Will those who are ultimately found to be culpable make good the damage?
Much of Tonga’s revenue also comes from tourism. Though most tourist resorts are away from Nuku’alofa and have gone through the crisis largely unscathed, they will certainly suffer from lower numbers of inbound tourists because of the obvious fear factor.
The country’s tourism industry must quickly come together and announce that they are open for business as usual. Discounted packages and stepping up advertising is the way to go. Missing the coming holiday season, especially because of cancellations of pre-booked slots would prove disastrous for the industry.
Meanwhile, as the New Zealand government contemplates an assistance package to aid rebuilding, the country’s private sector is cobbling up support on its own. The Auckland-based New Zealand Pacific Business Council has appealed to industries to come forth and offer the best possible credit and shipping terms to Tonga through the rebuilding stages.
It is also asking the New Zealand Export Credit Office to guarantee 85 percent of the value of New Zealand industries’ shipments to Tonga. A similar guarantee offered to Australian businesses is believed to have boosted badly needed imports into Papua New Guinea and the Solomon Islands in recent years.

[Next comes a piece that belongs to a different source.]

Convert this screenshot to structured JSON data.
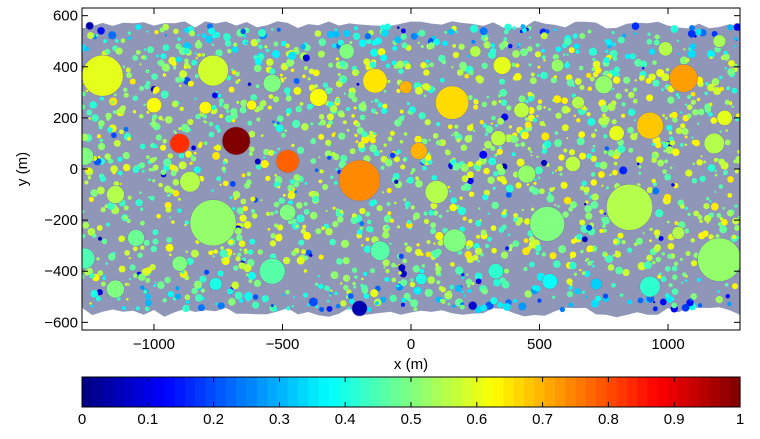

Nuku’alofa’s main business district needs to be rebuilt almost ground up.
And that offers a huge opportunity for the construction and infrastructure sectors to contribute.
In all likelihood, competition for rebuilding assistance will also come in from China for strategic reasons and despite its citizens being targeted so fiercely. How quickly New Zealand business—and government agencies—will respond to the business council’s ideas remains to be seen.
Nuku’alofa’s burning is a wake-up call for all in Tonga. Particularly for the royalty whose hold over everything in the kingdom looks ludicrously anachronistic with each passing day. King Tupou IV’s departure seemed like a golden opportunity for the kingdom—both royalty and the government—to embark on a long overdue transition into a more contemporary political ethos. But they blew it—and how! The worst in a particularly bad and tragic year may be over for Tonga.
Hopefully, the early months of 2007 will show us that important lessons are indeed being learnt, as Nuku’alofa slowly rises from the ashes.
The happiest place just got happier!
The fear psychosis in tourists travelling to South Pacific destinations this holiday season is understandable. Fiji is on a slow simmer, Tonga just blew up and the Solomons and Papua New Guinea are rumbling ominously.
With most of these countries having cautionary travel advisories on them, they have reported falls in arrivals—some precipitously.
Vanuatu, however, is looking up the other way. Air Vanuatu’s new code-share arrangement with Air New Zealand is bringing in ever more tourists to the country that has been voted the world’s happiest place. It has successfully ducked under the menacing sweep of the famous arc of instability—at least so far!